Era Junho. Dia 12. O memorável dia que poria fim ao
sufoco de um primeiro ano de Faculdade. A partir dali ia deixar de ser caloira.
Tinha a consciência que estava exausta de tanta exuberância, tanto conhecimento
novo. Tinha aprendido, aprendido! Tão pouco foi ficando, foi sendo
assimilado... E eu tinha a sensação que tinha começado uma nova etapa, um
trilho infinito do qual tinha aprendido a percorrer as primeiras milhas, um
caminho vasto e armadilhado de sabedoria e mentira, dúvidas e certezas!

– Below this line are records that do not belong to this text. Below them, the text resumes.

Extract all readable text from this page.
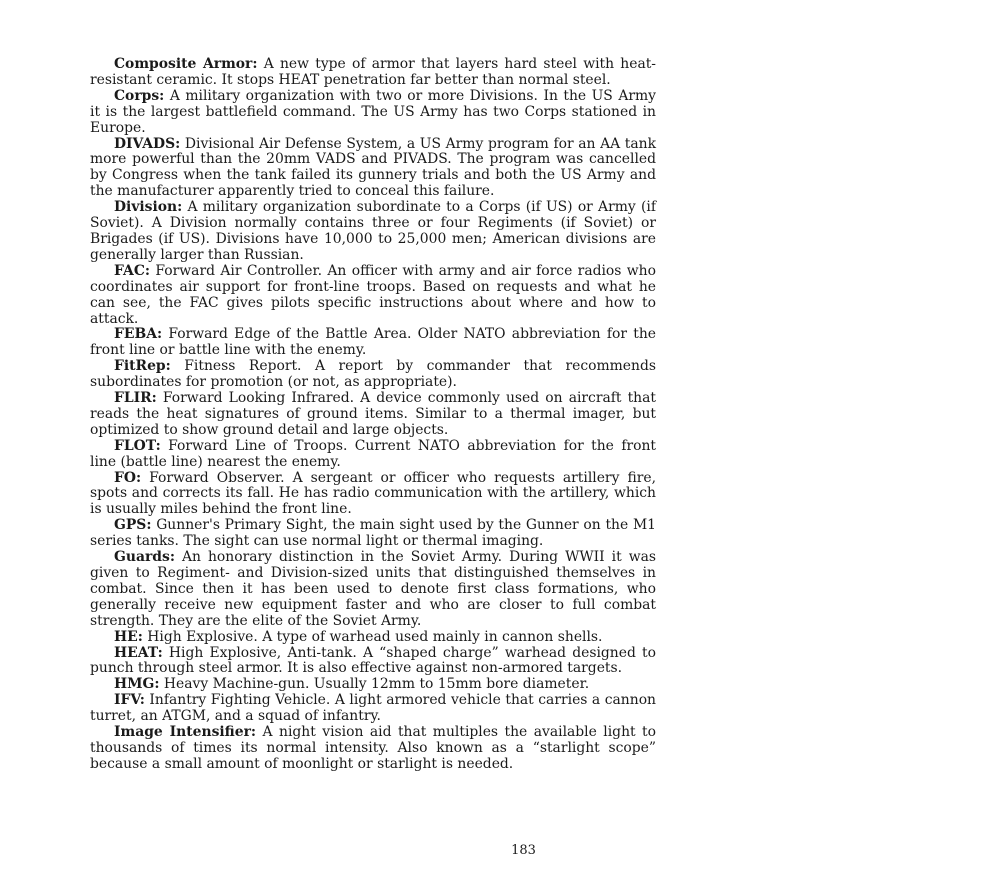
Composite Armor: A new type of armor that layers hard steel with heat-resistant ceramic. It stops HEAT penetration far better than normal steel.

Corps: A military organization with two or more Divisions. In the US Army it is the largest battlefield command. The US Army has two Corps stationed in Europe.

DIVADS: Divisional Air Defense System, a US Army program for an AA tank more powerful than the 20mm VADS and PIVADS. The program was cancelled by Congress when the tank failed its gunnery trials and both the US Army and the manufacturer apparently tried to conceal this failure.

Division: A military organization subordinate to a Corps (if US) or Army (if Soviet). A Division normally contains three or four Regiments (if Soviet) or Brigades (if US). Divisions have 10,000 to 25,000 men; American divisions are generally larger than Russian.

FAC: Forward Air Controller. An officer with army and air force radios who coordinates air support for front-line troops. Based on requests and what he can see, the FAC gives pilots specific instructions about where and how to attack.

FEBA: Forward Edge of the Battle Area. Older NATO abbreviation for the front line or battle line with the enemy.

FitRep: Fitness Report. A report by commander that recommends subordinates for promotion (or not, as appropriate).

FLIR: Forward Looking Infrared. A device commonly used on aircraft that reads the heat signatures of ground items. Similar to a thermal imager, but optimized to show ground detail and large objects.

FLOT: Forward Line of Troops. Current NATO abbreviation for the front line (battle line) nearest the enemy.

FO: Forward Observer. A sergeant or officer who requests artillery fire, spots and corrects its fall. He has radio communication with the artillery, which is usually miles behind the front line.

GPS: Gunner's Primary Sight, the main sight used by the Gunner on the M1 series tanks. The sight can use normal light or thermal imaging.

Guards: An honorary distinction in the Soviet Army. During WWII it was given to Regiment- and Division-sized units that distinguished themselves in combat. Since then it has been used to denote first class formations, who generally receive new equipment faster and who are closer to full combat strength. They are the elite of the Soviet Army.

HE: High Explosive. A type of warhead used mainly in cannon shells.

HEAT: High Explosive, Anti-tank. A “shaped charge” warhead designed to punch through steel armor. It is also effective against non-armored targets.

HMG: Heavy Machine-gun. Usually 12mm to 15mm bore diameter.

IFV: Infantry Fighting Vehicle. A light armored vehicle that carries a cannon turret, an ATGM, and a squad of infantry.

Image Intensifier: A night vision aid that multiples the available light to thousands of times its normal intensity. Also known as a “starlight scope” because a small amount of moonlight or starlight is needed.

183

Agora era uma música horrorosa, medonha, que ecoava
pela Cidade Universitária! Havia uma festa na rua, estava a começar a actuar
uma banda de um mau gosto tremendo, e nós, espectadores atentos e silenciosos,
assistíamos, sentados na plateia, a um espectáculo estranho e disforme. O
martelo pneumático voltava. «Ptttttttttt!», «Naaão agueeento maaais
vivêê.... longe diii vocêêê!!» «O fenómeno megalítico acompanhou parte
do desenvolvimento Neolítico e perdurou no Calcolítico, tendo sido desde sempre
interpretado como um fenómeno mágico-religioso, em que os megalitos eram
utilizados não só com a função de demarcar territórios como também constituindo
importantes complexos funerários...» «Ppttttttttttt!!» «Ohh, meeu
amooor, lá, lá…» «Antas... Cromeleques… martelos… Pimba... menires
pneumáticos... ptttttttthistóóória!...»
«Ahh! Acabou!»
Fiz. Está feito. Mal ou bem. Acabei. Tome lá,
professora, passe muito bem, tenha óptimas férias! Adeusinho! Tchau, até ‘pró
ano! Uff!... com licença, com licença, deixem passar! Onde está a minha
mochila? Tantas malas, tantas pastas, tudo acumulado ali à frente, no estrado
da professora... há doidos para tudo! Não interessa, adeus.. Ah, aqui está ela!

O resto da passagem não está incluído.